Penguatan kerangka akademik dan kebijakan juga ditegaskan oleh Dr. Hidayat, MA, Ketua Program Studi Magister Hukum Ekonomi Syariah Pascasarjana IIQ Jakarta. Dalam paparannya, beliau menekankan bahwa reformulasi ekosistem haji harus dibarengi dengan penguatan academic control cycle—yakni keterhubungan antara kajian ilmiah, regulasi, implementasi kebijakan, dan mekanisme pengawasan yang berkelanjutan. Menurutnya, tanpa fondasi akademik yang kuat, kebijakan haji berisiko bersifat reaktif dan tidak berjangka panjang

Dr Hidayat menjelaskan bahwa hukum ekonomi syariah memiliki posisi strategis sebagai jembatan antara norma syariah dan praktik tata kelola modern. Karena itu, pengawasan keuangan haji tidak cukup hanya berfokus pada kepatuhan regulatif, tetapi harus memastikan kesesuaian akad, kejelasan hak dan kewajiban para pihak, serta perlindungan terhadap kepemilikan individual jemaah. Dalam konteks ini, peran akademisi adalah menghadirkan instrumen analisis yang mampu mengawal kebijakan agar tetap sejalan dengan prinsip keadilan, amanah, dan keberlanjutan.

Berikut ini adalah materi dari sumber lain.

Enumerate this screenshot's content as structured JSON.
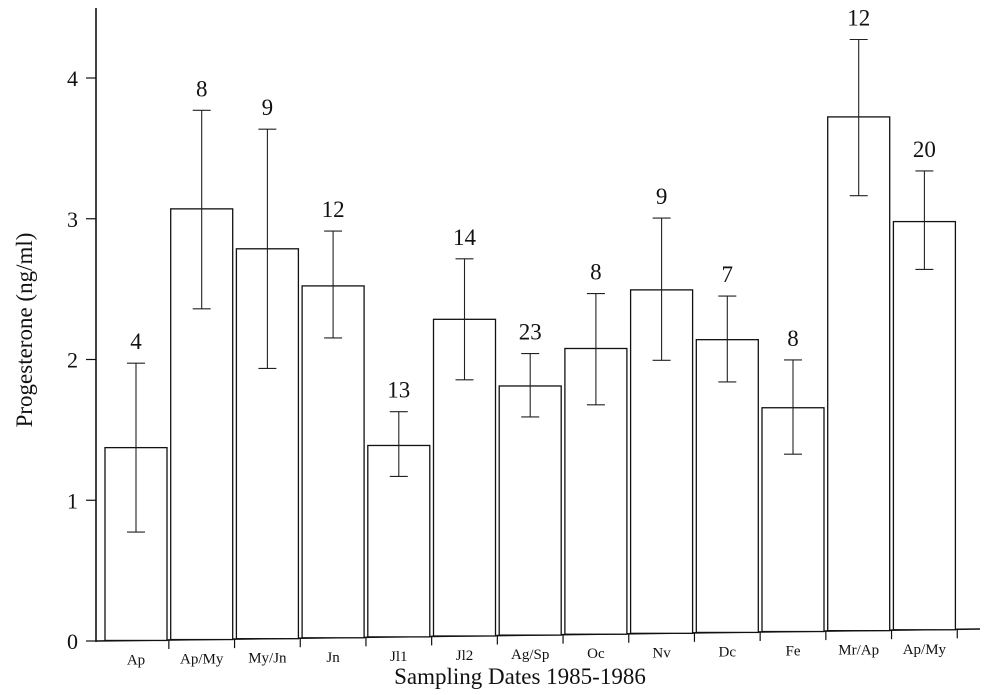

Lebih lanjut, Dr Hidayat menegaskan pentingnya integrasi hasil kajian akademik ke dalam pengambilan keputusan publik. Pascasarjana IIQ Jakarta, menurutnya, berkomitmen untuk menjadikan forum-forum ilmiah seperti seminar nasional ini sebagai ruang produksi rekomendasi kebijakan, bukan sekadar diskursus teoritik. Dengan demikian, reformasi ekosistem haji dapat berjalan berbasis data, argumentasi ilmiah, dan nilai-nilai syariah yang kokoh.

Diskusi seminar yang dipandu oleh Jakaria Goro, SE, mahasiswa Magister Hukum Ekonomi Syariah PPS IIQ Jakarta, menegaskan pentingnya sinergi antara akademisi, regulator, dan pengelola dana haji. Seminar ini juga menjadi penegasan peran IIQ Jakarta sebagai perguruan tinggi berbasis Al-Qur’an dalam menghadirkan kontribusi keilmuan bagi penguatan tata kelola haji yang profesional, amanah, dan berkeadilan.

Melalui forum ini, IIQ Jakarta dan BPKH berharap lahir rekomendasi akademik dan kebijakan yang konstruktif untuk memperkuat pengawasan keuangan haji serta membangun ekosistem haji yang berkelanjutan. Lebih dari itu, seminar ini menegaskan bahwa pengelolaan haji adalah ikhtiar kolektif untuk menjaga amanah rukun Islam kelima demi kemaslahatan umat dan generasi mendatang. (FP)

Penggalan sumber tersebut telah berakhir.